One part of my personal PD that I am always attempting to improve is my blogging. I don't seem to have any trouble tweeting, e-mailing, or talking with my PLN, but sitting down to blog seems to be something I excel at making excuses about and forgetting.

So I decided to do something about it to become more consistent. Enter ISTE's Blogging Buddies. Early in May, I saw a tweet from Katie Siemer announcing that ISTE's #ETCoaches were hosting this group-based blogging challenge. I would be grouped with four other educators, and the goal was to blog at least once a month while also providing encouraging feedback on our group members' blogs. My teammates in this endeavor are Keith Hannah, Lorena Esper, Carrie Lowery, and Shaina Glass. Check out their burgeoning blogs, as well!

The real test now is to remain consistent with blogging. My next post will be a recap of last week's TxGoo conference in Spring, Tx. I love this conference, and this year marked my first presentation at an EdTech conference, so it was especially memorable and enjoyable.

Until then, if you think you'd like to join ISTE's #ETCoaches in Blogging Buddles, read through this Doc and register!

Tuesday, September 27, 2016

Not on Twitter?!?! Let's Get Started with Twitter 101!

I find Twitter to be one of the best communication and collaboration tools out there. My PLN has grown to hundreds of educators around the world, and they share with me, on a daily basis, new ideas, articles, and thoughts on education. While I feel comfortable on Twitter, I know many people do not, so I created a video with Screencast-o-Matic and EDPuzzle to help people get started with the mechanics of Twitter and reflect on how they will use this incredible social media platform. If you have questions, I'd be glad to share what I love about Twitter, so follow me on Twitter and let's engage in some EdTalk!

Tuesday, September 20, 2016

On Being a 21st Century Educator

Teaching in the 21st century has many advantages. Multiple technologies make possible what was impossible twenty-five years ago, when I was a student at the same school where I now teach. Although the technology is faster, better, and more innovative than when I roamed the halls of Mt. St. Joseph, teaching itself is not incredibly different. To me, being a 21st century educator and innovator means a focus on one thing: choice.

In the above clip from Jurassic Park, Dr. Malcolm laments over technology becoming blinding to the point that scientists do things just because they can instead of asking whether they should. If we replace the word "scientists" with "teachers," my views on 21st century education are perfectly summed up by Dr. Malcolm. There is so much technology at our disposal as teachers that many teachers use tech just because it is there and they can. These teachers do not exercise their ability to choose.

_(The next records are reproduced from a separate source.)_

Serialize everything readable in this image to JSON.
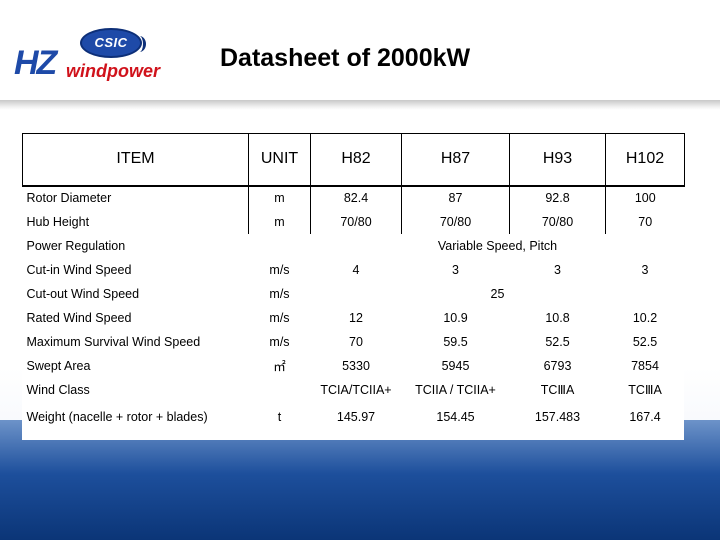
{
  "header": {
    "logo_mark": "CSIC",
    "logo_hz": "HZ",
    "logo_windpower": "windpower",
    "title": "Datasheet of 2000kW"
  },
  "table": {
    "columns": [
      "ITEM",
      "UNIT",
      "H82",
      "H87",
      "H93",
      "H102"
    ],
    "rows": [
      {
        "item": "Rotor Diameter",
        "unit": "m",
        "values": [
          "82.4",
          "87",
          "92.8",
          "100"
        ]
      },
      {
        "item": "Hub Height",
        "unit": "m",
        "values": [
          "70/80",
          "70/80",
          "70/80",
          "70"
        ]
      },
      {
        "item": "Power Regulation",
        "unit": "",
        "merged": "Variable Speed, Pitch"
      },
      {
        "item": "Cut-in Wind Speed",
        "unit": "m/s",
        "values": [
          "4",
          "3",
          "3",
          "3"
        ]
      },
      {
        "item": "Cut-out Wind Speed",
        "unit": "m/s",
        "merged": "25"
      },
      {
        "item": "Rated Wind Speed",
        "unit": "m/s",
        "values": [
          "12",
          "10.9",
          "10.8",
          "10.2"
        ]
      },
      {
        "item": "Maximum Survival Wind Speed",
        "unit": "m/s",
        "values": [
          "70",
          "59.5",
          "52.5",
          "52.5"
        ]
      },
      {
        "item": "Swept Area",
        "unit": "㎡",
        "values": [
          "5330",
          "5945",
          "6793",
          "7854"
        ]
      },
      {
        "item": "Wind Class",
        "unit": "",
        "values": [
          "TCIA/TCIIA+",
          "TCIIA / TCIIA+",
          "TCⅢA",
          "TCⅢA"
        ]
      },
      {
        "item": "Weight (nacelle + rotor + blades)",
        "unit": "t",
        "values": [
          "145.97",
          "154.45",
          "157.483",
          "167.4"
        ]
      }
    ]
  }
}
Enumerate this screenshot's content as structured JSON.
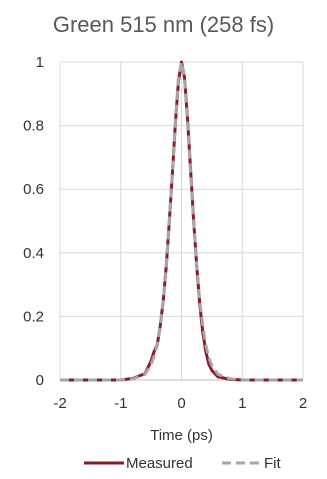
{
  "chart_data": {
    "type": "line",
    "title": "Green 515 nm (258 fs)",
    "xlabel": "Time (ps)",
    "ylabel": "",
    "xlim": [
      -2,
      2
    ],
    "ylim": [
      0,
      1
    ],
    "x_ticks": [
      -2,
      -1,
      0,
      1,
      2
    ],
    "y_ticks": [
      0,
      0.2,
      0.4,
      0.6,
      0.8,
      1
    ],
    "x_tick_labels": [
      "-2",
      "-1",
      "0",
      "1",
      "2"
    ],
    "y_tick_labels": [
      "0",
      "0.2",
      "0.4",
      "0.6",
      "0.8",
      "1"
    ],
    "grid": true,
    "legend_position": "bottom",
    "series": [
      {
        "name": "Measured",
        "color": "#8b1a2b",
        "style": "solid",
        "x": [
          -2,
          -1.5,
          -1,
          -0.8,
          -0.6,
          -0.5,
          -0.45,
          -0.4,
          -0.35,
          -0.3,
          -0.25,
          -0.2,
          -0.15,
          -0.1,
          -0.05,
          0,
          0.05,
          0.1,
          0.15,
          0.2,
          0.25,
          0.3,
          0.35,
          0.4,
          0.45,
          0.5,
          0.6,
          0.8,
          1,
          1.5,
          2
        ],
        "y": [
          0,
          0,
          0,
          0.005,
          0.02,
          0.06,
          0.09,
          0.11,
          0.17,
          0.25,
          0.36,
          0.5,
          0.65,
          0.81,
          0.94,
          1,
          0.95,
          0.82,
          0.66,
          0.5,
          0.36,
          0.24,
          0.15,
          0.09,
          0.05,
          0.03,
          0.01,
          0.002,
          0,
          0,
          0
        ]
      },
      {
        "name": "Fit",
        "color": "#a6a6a6",
        "style": "dashed",
        "x": [
          -2,
          -1.5,
          -1,
          -0.8,
          -0.6,
          -0.5,
          -0.45,
          -0.4,
          -0.35,
          -0.3,
          -0.25,
          -0.2,
          -0.15,
          -0.1,
          -0.05,
          0,
          0.05,
          0.1,
          0.15,
          0.2,
          0.25,
          0.3,
          0.35,
          0.4,
          0.45,
          0.5,
          0.6,
          0.8,
          1,
          1.5,
          2
        ],
        "y": [
          0,
          0,
          0,
          0.004,
          0.018,
          0.05,
          0.075,
          0.11,
          0.17,
          0.25,
          0.36,
          0.5,
          0.65,
          0.81,
          0.95,
          1,
          0.95,
          0.81,
          0.65,
          0.5,
          0.36,
          0.25,
          0.17,
          0.11,
          0.07,
          0.045,
          0.018,
          0.004,
          0,
          0,
          0
        ]
      }
    ]
  }
}
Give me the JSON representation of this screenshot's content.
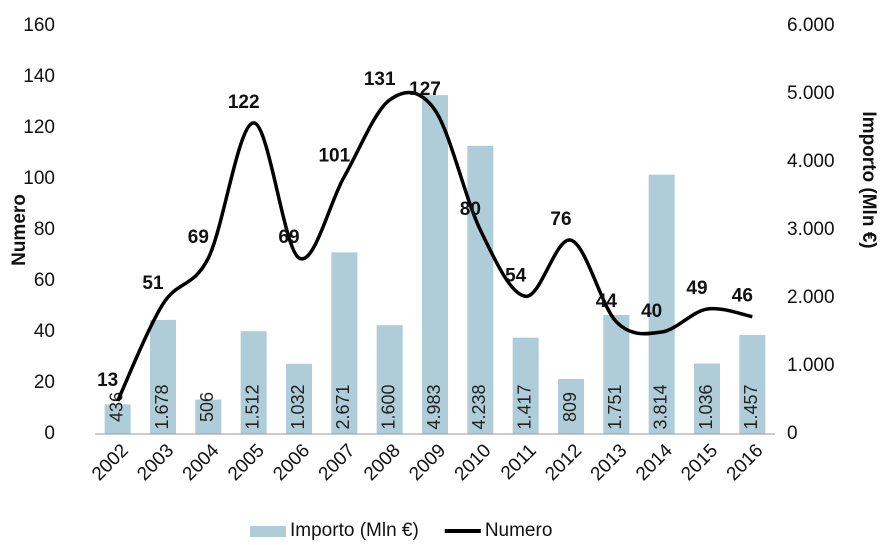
{
  "chart_data": {
    "type": "combo",
    "categories": [
      "2002",
      "2003",
      "2004",
      "2005",
      "2006",
      "2007",
      "2008",
      "2009",
      "2010",
      "2011",
      "2012",
      "2013",
      "2014",
      "2015",
      "2016"
    ],
    "series": [
      {
        "name": "Importo (Mln €)",
        "type": "bar",
        "axis": "y2",
        "color": "#afcdd9",
        "values": [
          436,
          1678,
          506,
          1512,
          1032,
          2671,
          1600,
          4983,
          4238,
          1417,
          809,
          1751,
          3814,
          1036,
          1457
        ],
        "value_labels": [
          "436",
          "1.678",
          "506",
          "1.512",
          "1.032",
          "2.671",
          "1.600",
          "4.983",
          "4.238",
          "1.417",
          "809",
          "1.751",
          "3.814",
          "1.036",
          "1.457"
        ]
      },
      {
        "name": "Numero",
        "type": "line",
        "color": "#000000",
        "values": [
          13,
          51,
          69,
          122,
          69,
          101,
          131,
          127,
          80,
          54,
          76,
          44,
          40,
          49,
          46
        ]
      }
    ],
    "ylabel": "Numero",
    "y2label": "Importo (Mln €)",
    "ylim": [
      0,
      160
    ],
    "yticks": [
      0,
      20,
      40,
      60,
      80,
      100,
      120,
      140,
      160
    ],
    "y2lim": [
      0,
      6000
    ],
    "y2ticks": [
      0,
      {
        "value": 1000,
        "label": "1.000"
      },
      {
        "value": 2000,
        "label": "2.000"
      },
      {
        "value": 3000,
        "label": "3.000"
      },
      {
        "value": 4000,
        "label": "4.000"
      },
      {
        "value": 5000,
        "label": "5.000"
      },
      {
        "value": 6000,
        "label": "6.000"
      }
    ],
    "legend": "bottom",
    "grid": false
  }
}
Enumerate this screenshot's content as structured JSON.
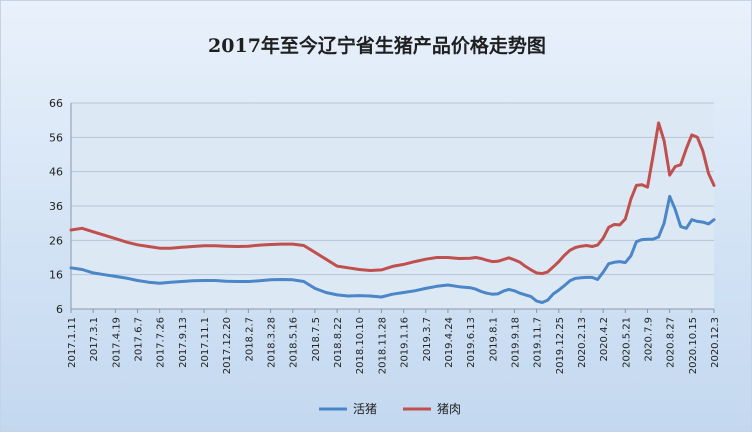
{
  "colors": {
    "live_hog": "#4a86c8",
    "pork": "#c0504d"
  },
  "chart_data": {
    "type": "line",
    "title": "2017年至今辽宁省生猪产品价格走势图",
    "xlabel": "",
    "ylabel": "",
    "ylim": [
      6,
      66
    ],
    "yticks": [
      6,
      16,
      26,
      36,
      46,
      56,
      66
    ],
    "grid": true,
    "legend_position": "bottom",
    "x_tick_labels": [
      "2017.1.11",
      "2017.3.1",
      "2017.4.19",
      "2017.6.7",
      "2017.7.26",
      "2017.9.13",
      "2017.11.1",
      "2017.12.20",
      "2018.2.7",
      "2018.3.28",
      "2018.5.16",
      "2018.7.5",
      "2018.8.22",
      "2018.10.10",
      "2018.11.28",
      "2019.1.16",
      "2019.3.7",
      "2019.4.24",
      "2019.6.13",
      "2019.8.1",
      "2019.9.18",
      "2019.11.7",
      "2019.12.25",
      "2020.2.13",
      "2020.4.2",
      "2020.5.21",
      "2020.7.9",
      "2020.8.27",
      "2020.10.15",
      "2020.12.3"
    ],
    "x_dense": [
      0,
      0.5,
      1,
      1.5,
      2,
      2.5,
      3,
      3.5,
      4,
      4.5,
      5,
      5.5,
      6,
      6.5,
      7,
      7.5,
      8,
      8.5,
      9,
      9.5,
      10,
      10.5,
      11,
      11.5,
      12,
      12.5,
      13,
      13.5,
      14,
      14.5,
      15,
      15.5,
      16,
      16.5,
      17,
      17.5,
      18,
      18.25,
      18.5,
      18.75,
      19,
      19.25,
      19.5,
      19.75,
      20,
      20.25,
      20.5,
      20.75,
      21,
      21.25,
      21.5,
      21.75,
      22,
      22.25,
      22.5,
      22.75,
      23,
      23.25,
      23.5,
      23.75,
      24,
      24.25,
      24.5,
      24.75,
      25,
      25.25,
      25.5,
      25.75,
      26,
      26.25,
      26.5,
      26.75,
      27,
      27.25,
      27.5,
      27.75,
      28,
      28.25,
      28.5,
      28.75,
      29
    ],
    "series": [
      {
        "name": "活猪",
        "values": [
          18,
          17.5,
          16.5,
          16,
          15.5,
          15,
          14.3,
          13.8,
          13.5,
          13.8,
          14,
          14.2,
          14.3,
          14.3,
          14.1,
          14,
          14,
          14.2,
          14.5,
          14.6,
          14.5,
          14,
          12,
          10.8,
          10.1,
          9.8,
          9.9,
          9.8,
          9.5,
          10.3,
          10.8,
          11.3,
          12,
          12.6,
          13,
          12.5,
          12.2,
          11.8,
          11.1,
          10.6,
          10.3,
          10.4,
          11.2,
          11.7,
          11.3,
          10.6,
          10.1,
          9.6,
          8.3,
          7.9,
          8.6,
          10.4,
          11.5,
          12.8,
          14.2,
          14.9,
          15.1,
          15.2,
          15.2,
          14.6,
          16.7,
          19.2,
          19.6,
          19.8,
          19.5,
          21.5,
          25.6,
          26.2,
          26.3,
          26.3,
          27,
          31,
          38.8,
          35,
          30,
          29.5,
          32,
          31.5,
          31.3,
          30.8,
          32
        ]
      },
      {
        "name": "猪肉",
        "values": [
          29,
          29.5,
          28.5,
          27.5,
          26.5,
          25.5,
          24.7,
          24.2,
          23.7,
          23.7,
          24,
          24.2,
          24.4,
          24.4,
          24.3,
          24.2,
          24.3,
          24.6,
          24.8,
          24.9,
          24.9,
          24.5,
          22.5,
          20.5,
          18.5,
          18,
          17.5,
          17.2,
          17.4,
          18.4,
          19,
          19.8,
          20.5,
          21,
          21,
          20.7,
          20.8,
          21,
          20.7,
          20.2,
          19.8,
          19.9,
          20.4,
          20.9,
          20.3,
          19.6,
          18.4,
          17.4,
          16.5,
          16.3,
          16.8,
          18.3,
          19.8,
          21.6,
          23.1,
          23.9,
          24.3,
          24.5,
          24.2,
          24.6,
          26.6,
          29.8,
          30.6,
          30.5,
          32.2,
          38,
          42,
          42.2,
          41.5,
          50.5,
          60.2,
          55,
          45,
          47.5,
          48,
          52.7,
          56.7,
          56,
          52,
          45.5,
          42
        ]
      }
    ]
  }
}
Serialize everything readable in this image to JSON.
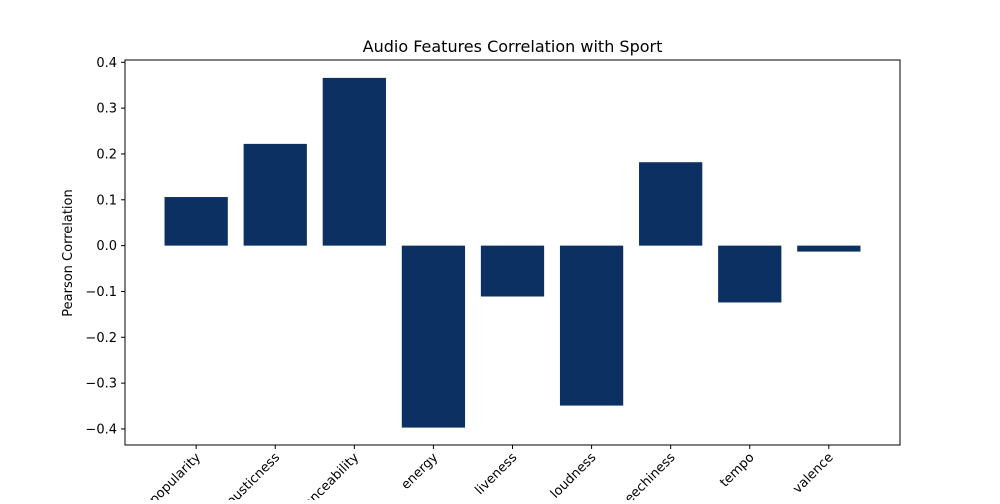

Teaching, as always, relies on pedagogy and content. What you want your students to learn, understand, and synthesize is still paramount. True, there are many tech tools that can help streamline material and make it more flavorful for our students. There is tech that makes teachers' lives easier and more efficient. But it is incumbent upon each teacher to choose only that tech that complements a lesson, a unit, or a project. Using a Google product, or YouTube, or an app simply to flout one's use of technology can be damaging and self-defeating. 

Being the best 21st century educator possible means knowing your content, understanding the myriad ways your students best learn, and then applying thoughtful, appropriate technologies, when it best serves the educator and, most importantly, the students. Educators have powerful tools at their disposal, but the most important technology choice is whether to use it at all or not. Only when the technology supports and facilitates learning should it be applied.

In this respect, teaching has not changed much since I was a student. What has changed is what technology is available -- and on a grand scale. More than ever, a teacher must understand his students and his courses and understand what technology helps make his students better learners. With this mentality, focusing on choice, a teacher can wield technology confidently, helping students become more collaborative, allowing students the freedom to express themselves more creative, guiding students to think more critically, and have students communicate more effectively.